Les Voix Animées subliment l'abbaye du Thoronet entre Pierres et Mer

Pureté baroqueVu par Zibeline

Les Voix Animées subliment l'abbaye du Thoronet entre Pierres et Mer - Zibeline

Renouant avec la scène grâce à un mécénat éclairé, le bel ensemble vocal Les Voix animées revenait sous les voûtes romanes de l’Abbaye du Thoronet dans le cadre de leur neuvième cycle de concerts Entre Pierres et Mer, avec des chants sacrés de la Renaissance et de l’époque baroque. En un ensemble parfait, depuis son entrée masquée, aux costumes de scène, les huit chanteurs en présence, Amelia Berridge, Sterenn Boulbin, sopranos, Isabelle Schmitt, Raphaël Pongy, altos, Marco Van Baaren, Eymeric Mosca, ténors, Cyril Costanzo, basse et Luc Coadou, basse et directeur musical, s’attachaient à un programme bâti sur un répertoire issu de la « Capilla flamenca » (Chapelle flamande), fondée par les Habsbourg aux débuts du XVIème siècle sous le règne de Charles Quint, institution qui rassembla les plus grands musiciens de l’époque et insuffla son esprit aux musiques des autres chapelles d’Europe avant que le style venu des cours de Vénétie et d’Italie ne viennent influencer celui des contrées nordiques.

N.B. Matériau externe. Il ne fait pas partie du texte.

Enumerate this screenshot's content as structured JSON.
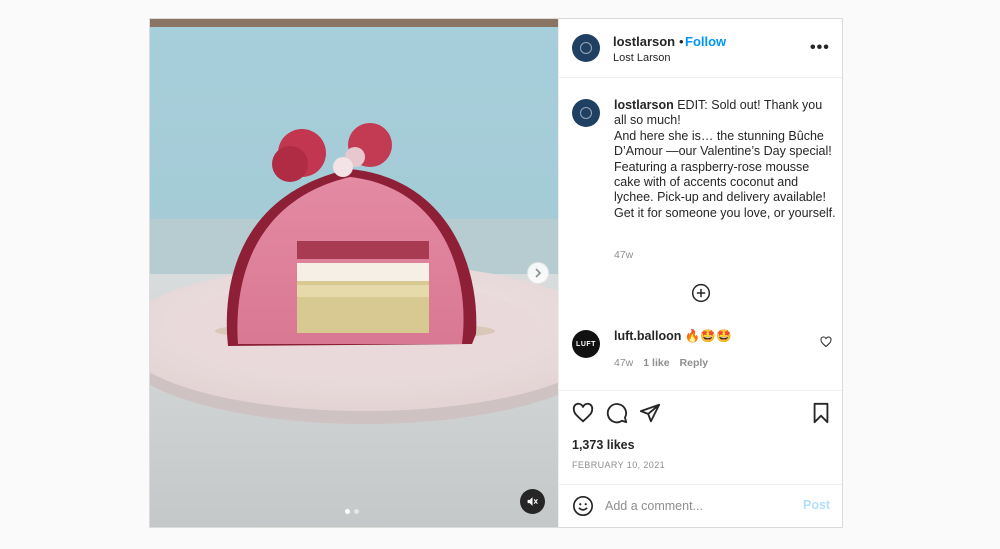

Le titre du concert« Flos Campi »,  « fleur des champs », tire son nom du  dernier morceau interprété, Ego Flos campi de Jacobus Clemens non Papa (compositeur au sobriquet cocasse, le « non Papa » spécifiant qu’il n’est pas le Pape, malgré son prénom), plaçant le spectacle sous le signe de la simplicité, et d’une pureté originelle rappelant le Cantique des Cantiques du Roi Salomon, « Je suis une fleur des champs, un lys des vallées… ». Cette manière d’apprivoiser le monde débute dès les premières notes des sopranos du Duo Seraphim de Gregor Aichinger. Les harmoniques semblent s’accorder aux pierres, jouent avec l’architecture, enserrée dans les sonorités qui semblent l’incorporer à la partition. Monde vibrant d’une complice unité où tout vit et respire, transcendé par le chant des deux Séraphins. L’assistance en est transportée, n’ose les applaudissements qui habituellement viennent cueillir les finales, mais se laisse séduire par les variations, les notes tenues aériennes, les basses continues, les canons, les reprises, les élans dont la délicatesse s’affirme par la sûreté des voix, les silences où résonnent encore les mélodies savamment tissées de Josquin des Prés, Thomas Crecquillon, Pierre de Manchicourt, Nicolas Gombert, Philippe de Monte, Philippe Rogier… Tous les registres se nouent au cœur des trames subtilement dessinées, la joie répond aux pleurs, l’assurance de la beauté du monde aux inquiétudes humaines, l’espièglerie à la gravité…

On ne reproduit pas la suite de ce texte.